Yesterday, the Federal Accounting Standards Board voted to relax mark-to-market rules for mortgage-backed securities. The banks liked this move, because it allows them to hold off on writing down some of their assets and provides the near-term illusion of more liquidity. I asked a Treasury official if this wouldn't reduce incentives for bigger banks to participate in PPIP. It shouldn't, the official replied, "because the actual value of the asset is not changing. It allows them to change their accounting practices, but the market value of the asset doesn't change."



That's definitely true from the standpoint of the buyers. They don't care what value the banks put on these assets. They care about the intrinsic value.  But the uncertainty creeps to the seller's point of view. A big part of their sale decision will relate to what their own internal view is of an asset's intrinsic value regardless of accounting treatment too.

"That illusion is not going to fool the people they'd like to raise private capital from, and they can only raise that private capital if they've cleaned up their balance sheets of these
assets," the Treasury official told me.

The government reasons as follows: when the market is in the crapper, short-term values -- market values -- are lower than long-term values -- intrinsic values.  So -- why you would have to take losses when you're not planning on selling? And if you're not planning on selling, then you aren't planning on participating in PPIP anyway. QED.

Another noodle-bender here is that if PPIP is successful, then the market values will become clearer, and, even with the changes, the securities in question won't meet the standards for "illiquid."  So, in both cases, there are going to be two sets of books and two values on the same asset. And only one of them will matter.

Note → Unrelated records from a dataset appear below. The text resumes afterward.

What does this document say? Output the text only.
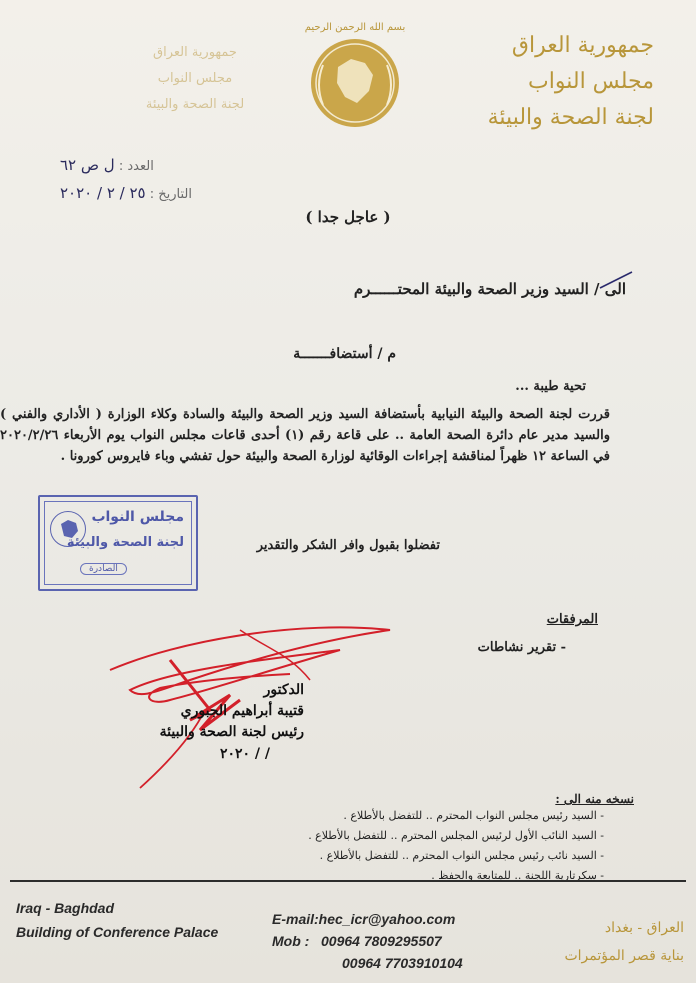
جمهورية العراق
مجلس النواب
لجنة الصحة والبيئة
بسم الله الرحمن الرحيم
جمهورية العراق
مجلس النواب
لجنة الصحة والبيئة
العدد : ل ص ٦٢
التاريخ : ٢٥ / ٢ / ٢٠٢٠
( عاجل جدا )
الى / السيد وزير الصحة والبيئة المحتــــــرم
م / أستضافـــــــة
تحية طيبة ...
قررت لجنة الصحة والبيئة النيابية بأستضافة السيد وزير الصحة والبيئة والسادة وكلاء الوزارة ( الأداري والفني ) والسيد مدير عام دائرة الصحة العامة .. على قاعة رقم (١) أحدى قاعات مجلس النواب يوم الأربعاء ٢٠٢٠/٢/٢٦ في الساعة ١٢ ظهراً لمناقشة إجراءات الوقائية لوزارة الصحة والبيئة حول تفشي وباء فايروس كورونا .
مجلس النواب
لجنة الصحة والبيئة
الصادرة
تفضلوا بقبول وافر الشكر والتقدير
المرفقات
- تقرير نشاطات
الدكتور
قتيبة أبراهيم الجبوري
رئيس لجنة الصحة والبيئة
/ / ٢٠٢٠
نسخه منه الى :
- السيد رئيس مجلس النواب المحترم .. للتفضل بالأطلاع .
- السيد النائب الأول لرئيس المجلس المحترم .. للتفضل بالأطلاع .
- السيد نائب رئيس مجلس النواب المحترم .. للتفضل بالأطلاع .
- سكرتارية اللجنة .. للمتابعة والحفظ .
Iraq - Baghdad
Building of Conference Palace
E-mail:hec_icr@yahoo.com
Mob : 00964 7809295507
00964 7703910104
العراق - بغداد
بناية قصر المؤتمرات
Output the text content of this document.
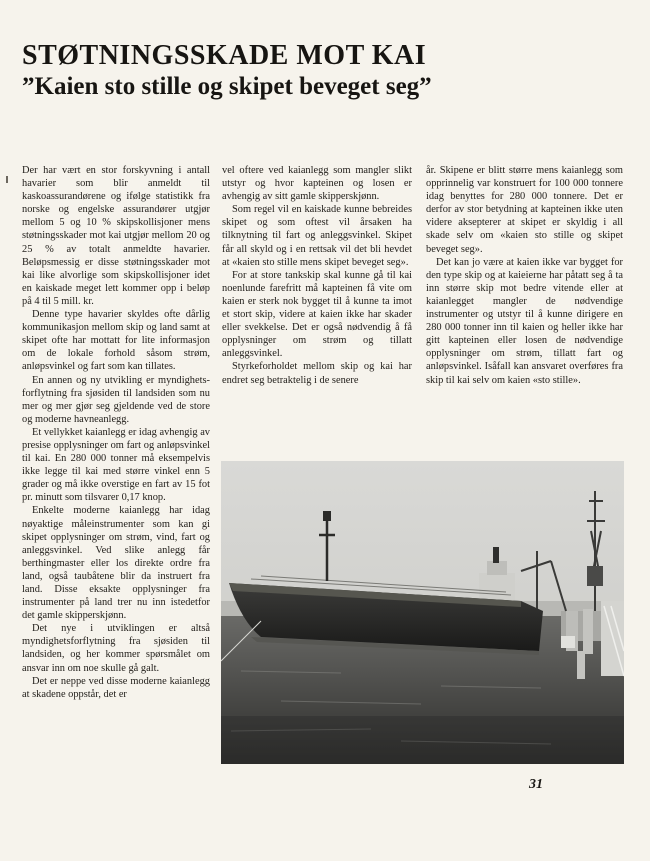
STØTNINGSSKADE MOT KAI
”Kaien sto stille og skipet beveget seg”

Der har vært en stor forskyvning i antall havarier som blir anmeldt til kaskoassurandørene og ifølge statistikk fra norske og engelske assurandører utgjør mellom 5 og 10 % skipskollisjoner mens støtningsskader mot kai utgjør mellom 20 og 25 % av totalt anmeldte havarier. Beløpsmessig er disse støtningsskader mot kai like alvorlige som skipskollisjoner idet en kaiskade meget lett kommer opp i beløp på 4 til 5 mill. kr.

Denne type havarier skyldes ofte dårlig kommunikasjon mellom skip og land samt at skipet ofte har mottatt for lite informasjon om de lokale forhold såsom strøm, anløpsvinkel og fart som kan tillates.

En annen og ny utvikling er myndighets-forflytning fra sjøsiden til landsiden som nu mer og mer gjør seg gjeldende ved de store og moderne havneanlegg.

Et vellykket kaianlegg er idag avhengig av presise opplysninger om fart og anløpsvinkel til kai. En 280 000 tonner må eksempelvis ikke legge til kai med større vinkel enn 5 grader og må ikke overstige en fart av 15 fot pr. minutt som tilsvarer 0,17 knop.

Enkelte moderne kaianlegg har idag nøyaktige måleinstrumenter som kan gi skipet opplysninger om strøm, vind, fart og anleggsvinkel. Ved slike anlegg får berthingmaster eller los direkte ordre fra land, også taubåtene blir da instruert fra land. Disse eksakte opplysninger fra instrumenter på land trer nu inn istedetfor det gamle skipperskjønn.

Det nye i utviklingen er altså myndighetsforflytning fra sjøsiden til landsiden, og her kommer spørsmålet om ansvar inn om noe skulle gå galt.

Det er neppe ved disse moderne kaianlegg at skadene oppstår, det er

vel oftere ved kaianlegg som mangler slikt utstyr og hvor kapteinen og losen er avhengig av sitt gamle skipperskjønn.

Som regel vil en kaiskade kunne bebreides skipet og som oftest vil årsaken ha tilknytning til fart og anleggsvinkel. Skipet får all skyld og i en rettsak vil det bli hevdet at «kaien sto stille mens skipet beveget seg».

For at store tankskip skal kunne gå til kai noenlunde farefritt må kapteinen få vite om kaien er sterk nok bygget til å kunne ta imot et stort skip, videre at kaien ikke har skader eller svekkelse. Det er også nødvendig å få opplysninger om strøm og tillatt anleggsvinkel.

Styrkeforholdet mellom skip og kai har endret seg betraktelig i de senere

år. Skipene er blitt større mens kaianlegg som opprinnelig var konstruert for 100 000 tonnere idag benyttes for 280 000 tonnere. Det er derfor av stor betydning at kapteinen ikke uten videre aksepterer at skipet er skyldig i all skade selv om «kaien sto stille og skipet beveget seg».

Det kan jo være at kaien ikke var bygget for den type skip og at kaieierne har påtatt seg å ta inn større skip mot bedre vitende eller at kaianlegget mangler de nødvendige instrumenter og utstyr til å kunne dirigere en 280 000 tonner inn til kaien og heller ikke har gitt kapteinen eller losen de nødvendige opplysninger om strøm, tillatt fart og anløpsvinkel. Isåfall kan ansvaret overføres fra skip til kai selv om kaien «sto stille».

31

An investment banker I know put it this way:

    I think the whole issue gets tricky because the concept of "marking to market" actually depends on their being a market.  As liquidity decreases to zero, the whole notion of having a market to mark to is called into question.  The rules already contemplate this problem and created a set of assets (Level 3 assets) which are technically "mark to market" but which are determined by internal analysis as opposed to external prices.  This has been mocked as "mark to make believe."  But one could argue that forcing people to mark to market for some of these securities is an external mark to make believe as invalid as an internal mark to make believe.

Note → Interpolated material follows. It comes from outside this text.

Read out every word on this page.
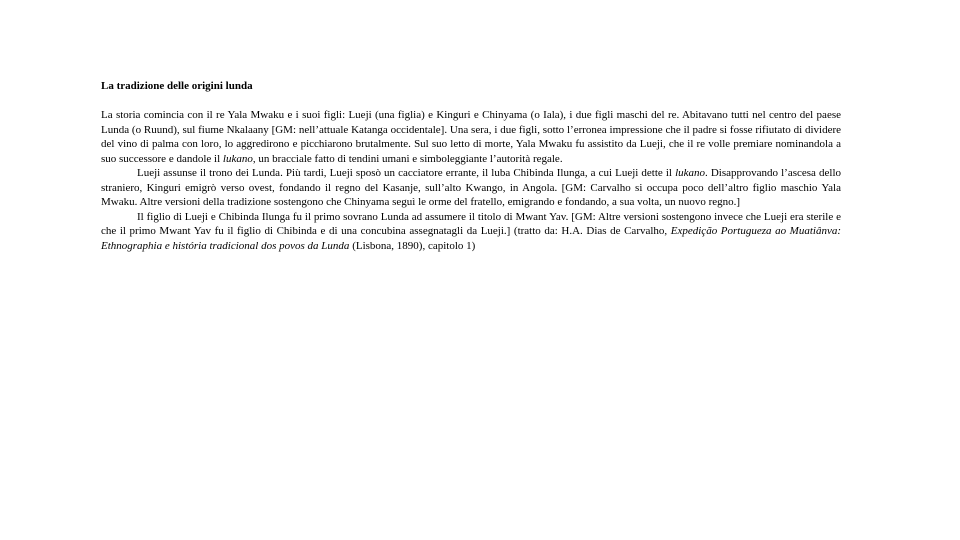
La tradizione delle origini lunda

La storia comincia con il re Yala Mwaku e i suoi figli: Lueji (una figlia) e Kinguri e Chinyama (o Iala), i due figli maschi del re. Abitavano tutti nel centro del paese Lunda (o Ruund), sul fiume Nkalaany [GM: nell’attuale Katanga occidentale]. Una sera, i due figli, sotto l’erronea impressione che il padre si fosse rifiutato di dividere del vino di palma con loro, lo aggredirono e picchiarono brutalmente. Sul suo letto di morte, Yala Mwaku fu assistito da Lueji, che il re volle premiare nominandola a suo successore e dandole il lukano, un bracciale fatto di tendini umani e simboleggiante l’autorità regale.

Lueji assunse il trono dei Lunda. Più tardi, Lueji sposò un cacciatore errante, il luba Chibinda Ilunga, a cui Lueji dette il lukano. Disapprovando l’ascesa dello straniero, Kinguri emigrò verso ovest, fondando il regno del Kasanje, sull’alto Kwango, in Angola. [GM: Carvalho si occupa poco dell’altro figlio maschio Yala Mwaku. Altre versioni della tradizione sostengono che Chinyama seguì le orme del fratello, emigrando e fondando, a sua volta, un nuovo regno.]

Il figlio di Lueji e Chibinda Ilunga fu il primo sovrano Lunda ad assumere il titolo di Mwant Yav. [GM: Altre versioni sostengono invece che Lueji era sterile e che il primo Mwant Yav fu il figlio di Chibinda e di una concubina assegnatagli da Lueji.] (tratto da: H.A. Dias de Carvalho, Expedição Portugueza ao Muatiânva: Ethnographia e história tradicional dos povos da Lunda (Lisbona, 1890), capitolo 1)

So  -- one can argue that there is some tension between FASB and PIPP. But both are designed to stabilize bank balance sheets and earnings by pushing up asset values (either through cash purchase or accounting policy) and thereby (in theory) relieve the banks of some pressure on their equity.

PIPP is doing it by setting new, more transparent prices and removing assets from the banks at the cost of exposing taxpayers to losses.

FASB, my I-banker friend interprets for me, is doing it by making it possible for banks to avoid writedowns and improve capital levels but at the expense of some transparency on balance sheets.

Despite all the huffing and puffing on both sides, there isn't really a "right" answer for an accounting purist.  The point being, accounting for these securities doesn't come from God or Roger Penrose.  It's a discretionary call about what the best way to think about a firm given it's current position and it's way of thinking about its business in the future.  That's the heart of accounting and why it can be so controversial.